Software Margins Fall Victim to Long Customer Implementation Cycles
Software companies typically need to configure, customize and integrate their software products for enterprise customers. This software implementation exercise is often a lengthy process and involves professional services. The time taken to complete an implementation and the quantum of effort employed in services have an impact on software margins – more the time and effort, the less the margins software vendors make. Each week or month that elapses between a sale and having it go live (when revenue realization kicks in) is therefore vital to protecting software margins.
In this era of customization and extreme configurability, many enterprises want to deeply customize complete experiences of the software product they are buying, which further elongates time to live — sometimes up to several months or even upwards of a year. And in many cases, professional services teams (internal or external) take time to spool up and speed up implementation, so if the implementation is more complex and heavy, the more time it takes to simply identify, prioritize, allocate and spool up implementation teams.This further makes a dent on implementation cycles, software margins and the time it takes to start earning money on a contract.
To address this challenge, software providers are adding tools that “activate” enterprise customers faster, including low-code UX builder tools for the creation of simple apps. More complex integrations and sophisticated apps still need manual intervention and effort. Secondly, some companies are changing their revenue recognition model to begin at the start of implementation if SI partners are involved in implementation. There are risks associated with this approach if implementations overrun schedules, budgets or fail altogether. Other software companies have rebuilt their software platforms on a composable foundation. But that still leaves hard-coded and/or hand-coded web and mobile experience layers, which are skill-and-intensive and expensive to extend, customize or configure, and often lead to UX/UI “spaghetti.”
A Low-Code Composable Experience Model Offers Solutions
Rather than the traditional model of software vendors delivering only complete experiences that are hand-coded and tightly locked to preset user journeys and UI elements, there’s an increased call for low-code composable experience models. These models deviate from the traditional and inflexible methods of software implementation in two key ways.
First, there is a shift in these new models from full-service to self-service. Software vendors are no longer the sole contributors to the product; the act of creating custom experiences is a participative process between those vendors, customers, systems integrators, and third parties.
Vendors provide what is called the “experience infrastructure”—a combination of experience-aware APIs, micro-apps, an open low-code composable experience studio, third-party APIs, a design system builder, and a “base version” of full web and mobile experiences to be built atop of. In a mature scenario, customers and third parties can compose their own custom experiences as needed, no longer depending on implementation teams at vendors.

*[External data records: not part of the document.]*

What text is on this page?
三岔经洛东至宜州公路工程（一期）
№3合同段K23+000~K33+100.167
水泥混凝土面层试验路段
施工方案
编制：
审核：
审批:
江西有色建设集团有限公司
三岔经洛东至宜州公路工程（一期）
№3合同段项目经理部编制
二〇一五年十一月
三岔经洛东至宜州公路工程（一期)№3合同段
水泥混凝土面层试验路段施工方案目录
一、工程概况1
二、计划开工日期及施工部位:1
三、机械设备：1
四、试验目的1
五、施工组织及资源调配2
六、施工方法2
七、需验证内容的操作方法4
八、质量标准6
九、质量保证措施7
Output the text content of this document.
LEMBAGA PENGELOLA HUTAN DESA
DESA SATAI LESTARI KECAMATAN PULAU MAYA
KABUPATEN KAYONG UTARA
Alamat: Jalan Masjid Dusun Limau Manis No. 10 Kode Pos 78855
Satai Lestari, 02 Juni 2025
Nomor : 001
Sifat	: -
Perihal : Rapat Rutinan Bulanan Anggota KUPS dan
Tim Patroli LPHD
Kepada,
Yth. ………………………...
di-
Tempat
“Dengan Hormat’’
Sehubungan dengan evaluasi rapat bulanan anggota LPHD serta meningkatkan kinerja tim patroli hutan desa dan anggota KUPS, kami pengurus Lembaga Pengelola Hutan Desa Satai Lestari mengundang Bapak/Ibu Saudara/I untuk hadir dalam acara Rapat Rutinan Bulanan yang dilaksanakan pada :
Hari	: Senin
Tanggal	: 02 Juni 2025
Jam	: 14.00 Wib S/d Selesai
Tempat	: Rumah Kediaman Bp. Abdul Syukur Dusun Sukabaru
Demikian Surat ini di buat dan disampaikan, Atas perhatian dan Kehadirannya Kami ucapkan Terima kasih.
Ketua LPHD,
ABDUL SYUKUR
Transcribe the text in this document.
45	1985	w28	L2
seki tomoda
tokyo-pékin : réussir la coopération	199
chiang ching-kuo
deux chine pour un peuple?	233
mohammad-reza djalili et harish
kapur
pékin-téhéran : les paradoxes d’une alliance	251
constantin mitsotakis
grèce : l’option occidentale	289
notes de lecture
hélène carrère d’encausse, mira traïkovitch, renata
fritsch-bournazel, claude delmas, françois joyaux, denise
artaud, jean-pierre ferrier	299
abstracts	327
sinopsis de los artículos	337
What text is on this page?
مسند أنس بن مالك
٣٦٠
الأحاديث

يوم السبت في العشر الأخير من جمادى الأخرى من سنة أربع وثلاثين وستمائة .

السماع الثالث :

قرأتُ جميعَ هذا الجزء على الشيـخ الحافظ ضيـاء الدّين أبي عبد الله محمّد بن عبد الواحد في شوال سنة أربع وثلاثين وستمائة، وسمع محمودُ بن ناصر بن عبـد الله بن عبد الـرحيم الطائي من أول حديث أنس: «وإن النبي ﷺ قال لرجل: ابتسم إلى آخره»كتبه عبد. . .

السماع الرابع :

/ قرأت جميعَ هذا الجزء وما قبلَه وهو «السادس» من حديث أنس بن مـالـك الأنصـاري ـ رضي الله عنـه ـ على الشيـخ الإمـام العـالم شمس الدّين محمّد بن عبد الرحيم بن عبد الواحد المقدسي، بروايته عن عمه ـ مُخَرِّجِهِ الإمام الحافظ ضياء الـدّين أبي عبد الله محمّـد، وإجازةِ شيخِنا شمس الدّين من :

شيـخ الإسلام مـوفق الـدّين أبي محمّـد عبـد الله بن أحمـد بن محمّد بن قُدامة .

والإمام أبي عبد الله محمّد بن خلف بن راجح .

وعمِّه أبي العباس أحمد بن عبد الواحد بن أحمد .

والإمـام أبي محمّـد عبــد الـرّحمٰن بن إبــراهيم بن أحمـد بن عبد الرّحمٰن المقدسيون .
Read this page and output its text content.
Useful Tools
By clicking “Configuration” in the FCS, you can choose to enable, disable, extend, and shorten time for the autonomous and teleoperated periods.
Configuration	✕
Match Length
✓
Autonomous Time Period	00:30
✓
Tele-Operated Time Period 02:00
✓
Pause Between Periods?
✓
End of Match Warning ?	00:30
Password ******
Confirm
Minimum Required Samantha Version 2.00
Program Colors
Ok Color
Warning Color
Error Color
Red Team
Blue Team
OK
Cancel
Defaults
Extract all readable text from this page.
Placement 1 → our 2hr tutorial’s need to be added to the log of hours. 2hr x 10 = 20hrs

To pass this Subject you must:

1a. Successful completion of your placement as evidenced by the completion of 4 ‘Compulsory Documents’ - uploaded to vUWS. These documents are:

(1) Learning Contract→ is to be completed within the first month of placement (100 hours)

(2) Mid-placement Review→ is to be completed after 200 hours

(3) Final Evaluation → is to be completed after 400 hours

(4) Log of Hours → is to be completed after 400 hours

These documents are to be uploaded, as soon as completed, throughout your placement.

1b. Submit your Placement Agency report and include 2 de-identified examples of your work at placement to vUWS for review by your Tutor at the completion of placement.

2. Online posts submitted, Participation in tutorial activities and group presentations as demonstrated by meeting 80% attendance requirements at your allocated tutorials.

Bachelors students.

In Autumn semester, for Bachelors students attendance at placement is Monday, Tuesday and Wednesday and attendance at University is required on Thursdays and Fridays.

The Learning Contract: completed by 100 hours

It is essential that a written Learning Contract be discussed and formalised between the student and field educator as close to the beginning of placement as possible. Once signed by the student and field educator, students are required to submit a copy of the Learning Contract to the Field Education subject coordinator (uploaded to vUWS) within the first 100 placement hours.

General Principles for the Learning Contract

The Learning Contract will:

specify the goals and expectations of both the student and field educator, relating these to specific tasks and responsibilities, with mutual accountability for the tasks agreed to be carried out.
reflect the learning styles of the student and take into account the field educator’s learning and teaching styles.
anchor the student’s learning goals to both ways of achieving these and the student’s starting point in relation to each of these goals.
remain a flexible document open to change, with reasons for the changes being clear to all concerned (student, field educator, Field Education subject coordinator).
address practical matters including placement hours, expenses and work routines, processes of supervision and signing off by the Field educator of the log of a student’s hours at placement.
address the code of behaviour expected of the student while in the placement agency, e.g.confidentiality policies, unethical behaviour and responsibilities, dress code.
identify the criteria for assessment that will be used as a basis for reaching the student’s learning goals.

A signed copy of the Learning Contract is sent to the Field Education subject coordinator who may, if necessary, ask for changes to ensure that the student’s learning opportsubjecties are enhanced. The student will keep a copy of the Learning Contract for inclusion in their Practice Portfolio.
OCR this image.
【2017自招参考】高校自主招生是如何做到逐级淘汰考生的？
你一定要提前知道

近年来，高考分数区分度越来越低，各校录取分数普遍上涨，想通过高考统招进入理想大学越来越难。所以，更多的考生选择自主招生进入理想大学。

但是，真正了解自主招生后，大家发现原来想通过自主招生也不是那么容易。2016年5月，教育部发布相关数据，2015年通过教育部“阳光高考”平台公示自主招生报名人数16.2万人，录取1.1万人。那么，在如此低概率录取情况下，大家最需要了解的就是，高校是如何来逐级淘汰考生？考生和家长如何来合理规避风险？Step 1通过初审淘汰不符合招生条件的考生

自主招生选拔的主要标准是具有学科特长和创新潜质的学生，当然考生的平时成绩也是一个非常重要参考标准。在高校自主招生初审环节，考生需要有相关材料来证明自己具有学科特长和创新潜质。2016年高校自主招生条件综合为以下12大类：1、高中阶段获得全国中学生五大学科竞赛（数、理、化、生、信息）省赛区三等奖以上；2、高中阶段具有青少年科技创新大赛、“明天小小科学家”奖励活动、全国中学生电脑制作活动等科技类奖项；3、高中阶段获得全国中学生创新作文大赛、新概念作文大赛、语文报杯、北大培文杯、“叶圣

Second, the experience infrastructure or “experience-as-a-service” stack is a cleanly separated layer atop the digital capability platform core of the software vendor. This is a departure from the traditional; vertically integrated models with full experiences. The development of API-integrated experience components is wholly owned, delivered, and maintained by software vendors. SIs, 3rd party developers, and customer teams take advantage of this experience-as-a-service stack, rapidly composing new, custom application experiences with little effort and reduced costs.
Less time in service implementation means lesser margin dilutive services revenue. And, higher speed to market for new capabilities means shorter time-to-profit.
Turns out that a composable experience model is also jet fuel for ecosystem growth, bringing developers, partners, customers, and third parties to the table to easily, quickly, and inexpensively build compelling end-to-end experiences. It also can generate new revenue streams by monetizing already-incurred R&D across the software platform, APIs, developer portals, and SDKs. Plus, this participative development model also helps bolster customer adoption and stickiness; it’s natural to feel more satisfied and invested in something when you have a hand in building it yourself, after all.
Reinvent Software Model for Short-term Profit Acceleration and Long-term Strategic Advantage
Enterprise software companies are routinely challenged by new competitors and products with game-changing capabilities. What ends up making or breaking software makers are the long-term advantages they can achieve by successfully executing their platform’s digital core capabilities. The goal is to free up leadership’s mind space and bandwidth, so they can focus on identifying and building on core capabilities. That will help them stay ahead of competitors while investing in experience infrastructure and being an enabler (rather than doer) in the custom, differentiated experience business.
Composability and its practical implementation are not new. Many enterprise software vendors have already invested in composable platforms – APIs and microservices, built their digital cores on robust cloud foundations, and offer integrations with legacy systems and third-party capabilities.
And transitioning to a low code composable experience model isn’t an all-or-nothing proposition. Enterprise software makers already know typical enterprise customer implementation needs, including customization—those become the low-hanging fruit for orchestrating experience-aware APIs and creating higher-order experience components. The key is to start small and steadily invest.Those who miss the opportunity to transform their software stack to this bold new, two-layer architecture do so at their own peril. On the other hand, reinventors stand to gain financially in the short term and strategically in the long term. It’s time to herald a new way of doing business in enterprise software.